OSDL Offers Answers on SCO-IBM Lawsuit

By Bill Claybrook

August 18, 2003

Last week the Open Source Development Lab (OSDL) released a Q&A paper written by technology law and IP expert Lawrence Rosen. The OSDL-sponsored paper asks and answers questions about SCO's lawsuit against IBM and what, if any, threats pertain to Linux users. The paper is the best description I've come across addressing the legal issues associated with this lawsuit. It will help Linux users evaluate what they should do in case SCO tries to demand license fees from companies that use Linux.

The paper is so well written and easy to understand that I recommend that you obtain a copy (it's on OSDL's Web site) and read it in its entirety. The important questions that Rosen answers include:

  1. Is this a lawsuit against Linux?
  2. How is Linux involved?
  3. Does SCO have a copyright on Linux?
  4. Can SCO demand license fees to use Linux?
  5. What is my risk if I continue to use Linux?

Rosen essentially says that this is not a lawsuit against Linux, but rather a lawsuit by SCO against IBM over money. The Linux operating system itself, and its contributors, distributors, and users are not parties to the lawsuit and cannot be directly affected by it. Rosen says that SCO can demand license fees from Linux users, but that doesn't mean that they have to pay the fees.

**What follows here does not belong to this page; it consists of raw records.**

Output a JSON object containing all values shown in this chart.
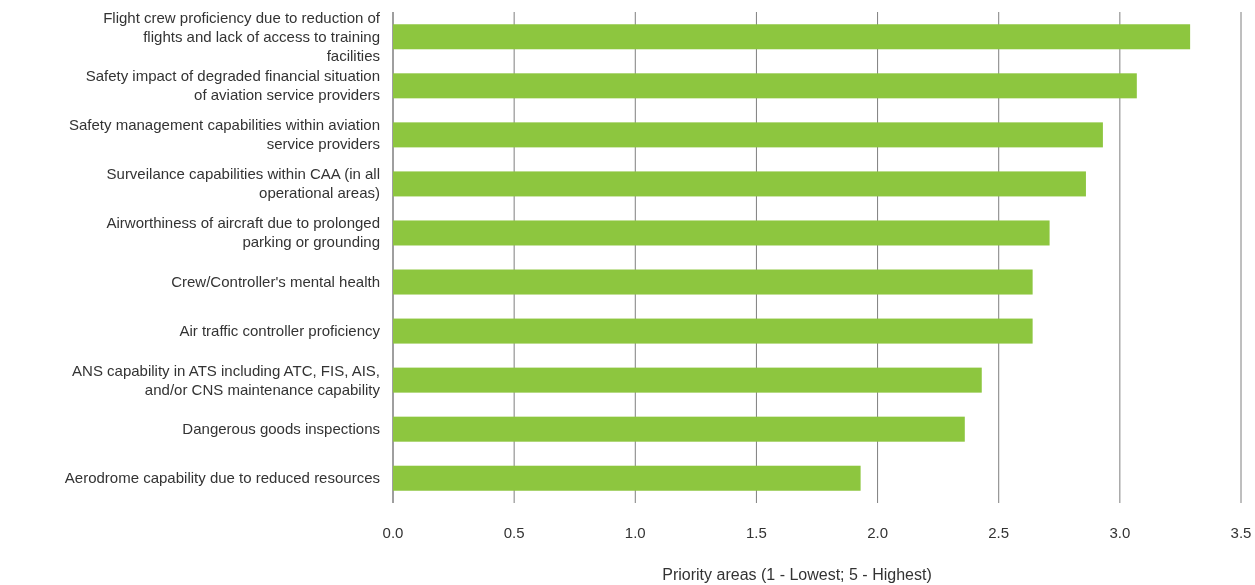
{
  "chart_data": {
    "type": "bar",
    "orientation": "horizontal",
    "xlabel": "Priority areas (1 - Lowest; 5 - Highest)",
    "categories": [
      "Flight crew proficiency due to reduction of flights and lack of access to training facilities",
      "Safety impact of degraded financial situation of aviation service providers",
      "Safety management capabilities within aviation service providers",
      "Surveilance capabilities within CAA (in all operational areas)",
      "Airworthiness of aircraft due to prolonged parking or grounding",
      "Crew/Controller's mental health",
      "Air traffic controller proficiency",
      "ANS capability in ATS including ATC, FIS, AIS, and/or CNS maintenance capability",
      "Dangerous goods inspections",
      "Aerodrome capability due to reduced resources"
    ],
    "values": [
      3.29,
      3.07,
      2.93,
      2.86,
      2.71,
      2.64,
      2.64,
      2.43,
      2.36,
      1.93
    ],
    "color": "#8dc63f",
    "xlim": [
      0,
      3.5
    ],
    "xticks": [
      {
        "value": 0,
        "label": "0.0"
      },
      {
        "value": 0.5,
        "label": "0.5"
      },
      {
        "value": 1,
        "label": "1.0"
      },
      {
        "value": 1.5,
        "label": "1.5"
      },
      {
        "value": 2,
        "label": "2.0"
      },
      {
        "value": 2.5,
        "label": "2.5"
      },
      {
        "value": 3,
        "label": "3.0"
      },
      {
        "value": 3.5,
        "label": "3.5"
      }
    ],
    "grid": "x"
  }
}
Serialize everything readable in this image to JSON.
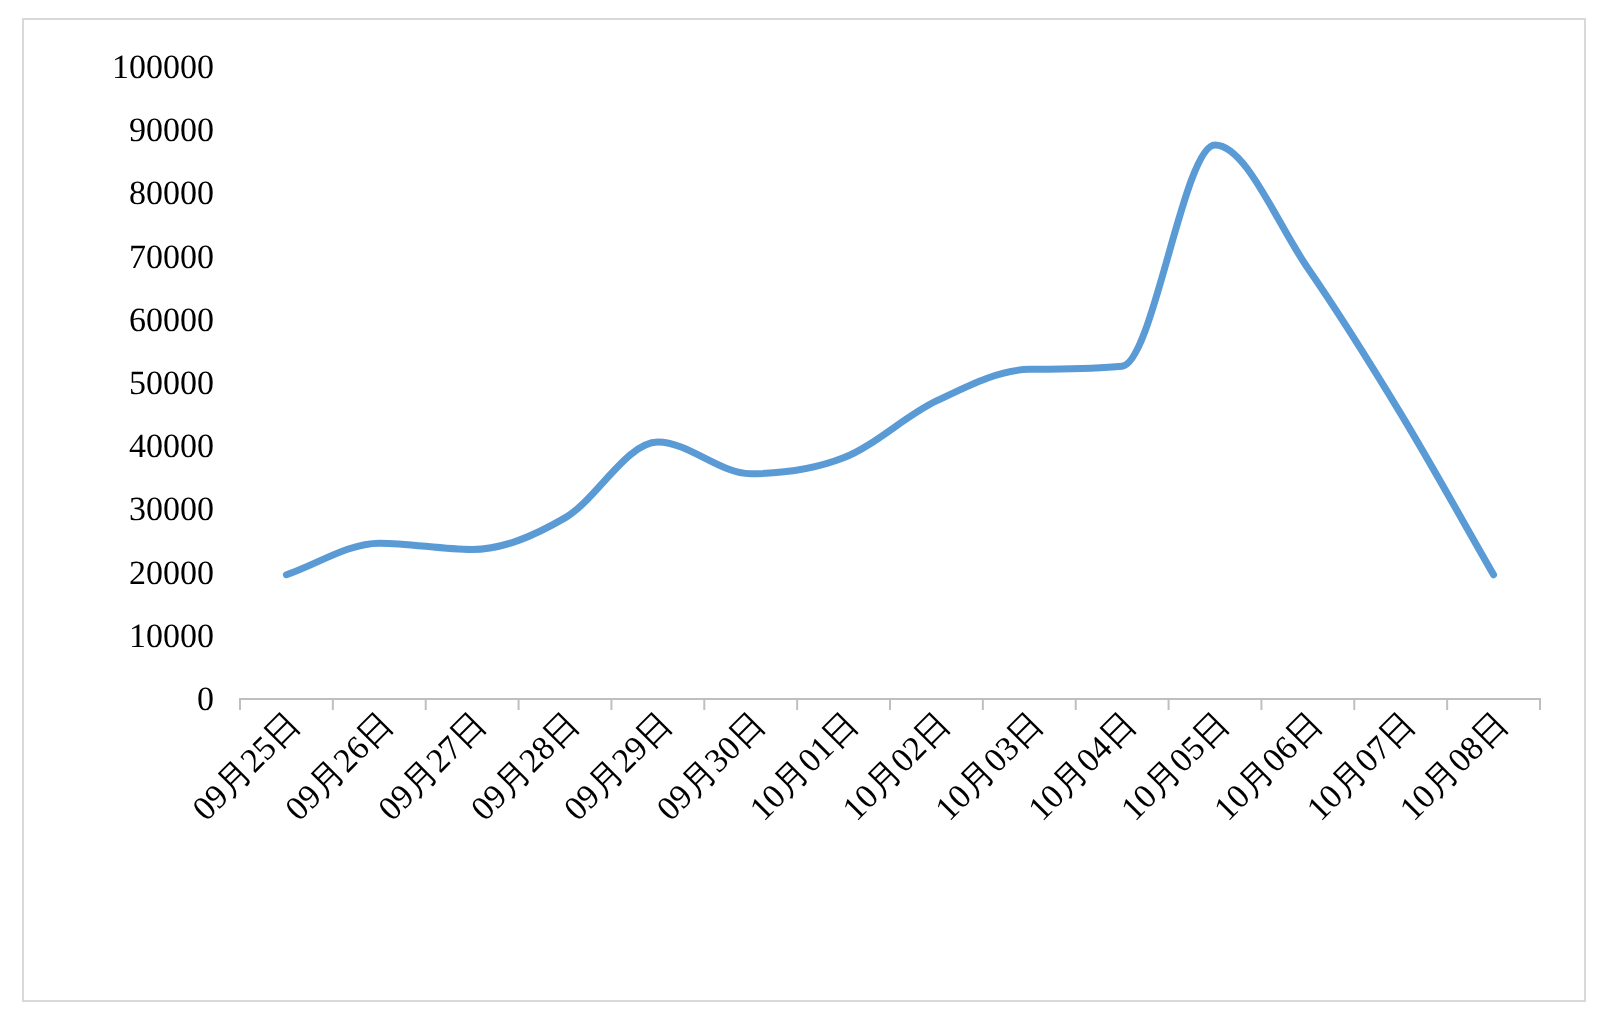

He makes another important point around the attempts by SCO to coerce users into paying fees. For example, suppose SCO wins its case against IBM and IBM pays damages to compensate for the use of SCO's confidential code in Linux. Can SCO then turn to Linux users and ask for the same type of damages all over again? Rosen says this would be "double-dipping," and it is not fair in law or in equity. Courts would not normally allow SCO to double-dip.